Balanced by a private entry set back from the street and encompassing a separate 700-square-foot art studio with clerestory windows, the airy abode required the finishing touch of a designer who could approach the home with a mathematical eye and an artist’s palette.

Drinkwater and Straty met years earlier while serving on the National Charity League but had never worked together before. Approached about taking on the project, the designer coincidentally arrived wearing her future client’s favorite color combination of a soft gray-green-blue, natural linen, and coral. Throughout their initial conversation, Drinkwater found it surprisingly easy to intuit Straty’s expansive vision.

“She wanted a radiating concept of small opening to bigger with layers of intimate [spaces],” Drinkwater says. “I was able to listen, take all the things she liked, and filter it through my eye and experience to edit and design a cohesive-yet-collected interior that reflected her personality.”

Drinkwater devised multifuntional rooms that Straty and her husband, Steve, could use for both entertaining and quiet contemplation, from a relaxed sitting area off the kitchen to a multipurpose living room. The most problematic space—the dining room—was designed to do double duty as an impactful entry, anchored by a vibrant gallery wall.

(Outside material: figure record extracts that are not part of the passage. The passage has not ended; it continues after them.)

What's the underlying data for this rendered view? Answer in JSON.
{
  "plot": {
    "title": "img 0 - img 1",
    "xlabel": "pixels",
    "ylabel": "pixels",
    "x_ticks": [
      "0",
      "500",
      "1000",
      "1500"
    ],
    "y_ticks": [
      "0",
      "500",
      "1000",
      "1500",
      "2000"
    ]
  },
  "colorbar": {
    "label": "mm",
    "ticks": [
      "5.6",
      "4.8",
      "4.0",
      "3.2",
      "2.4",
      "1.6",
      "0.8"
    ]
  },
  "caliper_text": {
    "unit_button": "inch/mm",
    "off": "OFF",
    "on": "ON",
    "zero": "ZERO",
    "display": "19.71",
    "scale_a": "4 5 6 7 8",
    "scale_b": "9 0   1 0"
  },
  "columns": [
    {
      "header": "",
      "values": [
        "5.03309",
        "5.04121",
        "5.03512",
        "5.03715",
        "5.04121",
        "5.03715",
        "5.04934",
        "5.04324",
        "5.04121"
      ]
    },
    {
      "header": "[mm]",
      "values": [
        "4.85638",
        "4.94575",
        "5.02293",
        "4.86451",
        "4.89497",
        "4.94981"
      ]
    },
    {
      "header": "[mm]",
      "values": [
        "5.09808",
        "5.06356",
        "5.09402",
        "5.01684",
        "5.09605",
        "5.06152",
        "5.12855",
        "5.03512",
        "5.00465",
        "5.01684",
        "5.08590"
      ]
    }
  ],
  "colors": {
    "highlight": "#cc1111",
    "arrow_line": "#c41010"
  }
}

To complement the 10-foot-tall doors and windows that let the natural light pour in, Drinkwater implemented two tables on concealed casters from Draenert that could be pushed together for larger dinner parties.

Drinkwater also found new homes around the house for pieces from Straty’s collection of antiques. A wooden sunburst motif adds a moment of surprise and delight mounted above the lacquered piano, and a delicate pair of 1940s French lamps were repurposed as elegant wall sconces in the powder bathroom.

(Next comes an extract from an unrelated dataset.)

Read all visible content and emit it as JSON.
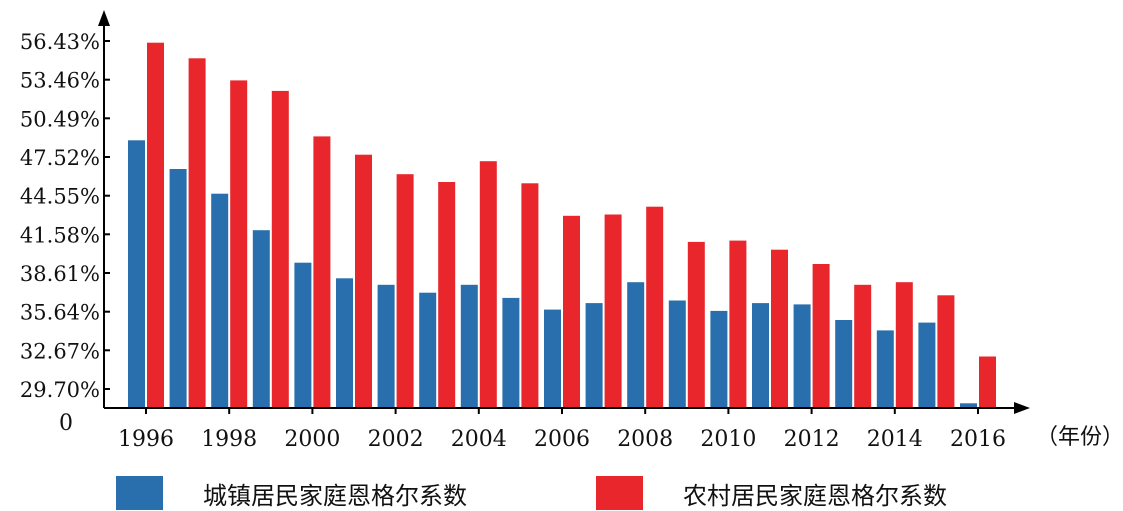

“Camie has a vast knowledge of scale, sculptural form, and functionality,” Straty says. “She incorporated many of our existing antiques and family pieces, creating warmth and coziness, [which were] two of my most desired outcomes.”

“To me, it’s more challenging and rewarding to be able to mix contemporary with vintage, especially if it has meaning for the client,” Drinkwater says. “I think I helped with her desire to have this look like a collected home and have it make sense and be peaceful and beautiful.”

“Every time I walk in the door, I feel lucky to live here. I’ve loved all my houses, but this is different.”

Homeowner, Laurie-Jo Straty

Straty was so pleased with the final spaces, she gifted Drinkwater a design book as a memento a full year after the project’s completion, along with a note honoring her considerable skills.

“She wrote me the most beautiful letter explaining why the house had to cure for a year and how grateful she was for my gifts of proportion, scale, balance, texture, arrangement, form, and color,” the designer says. For Straty, the final project is a sanctuary that enlivens her artistic spirit through day-to-day living.

“Every time I walk in the door, I feel lucky to live here,” Straty says. “I’ve loved all my houses, but this is different. I don’t know if it’s the feeling when you walk in through the breezeway or the feeling of compression and expansion [through the rooms]. It’s the palette; it’s Camie’s shapes and positioning of furniture; it’s texture. She was the perfect partner in helping me execute my vision.”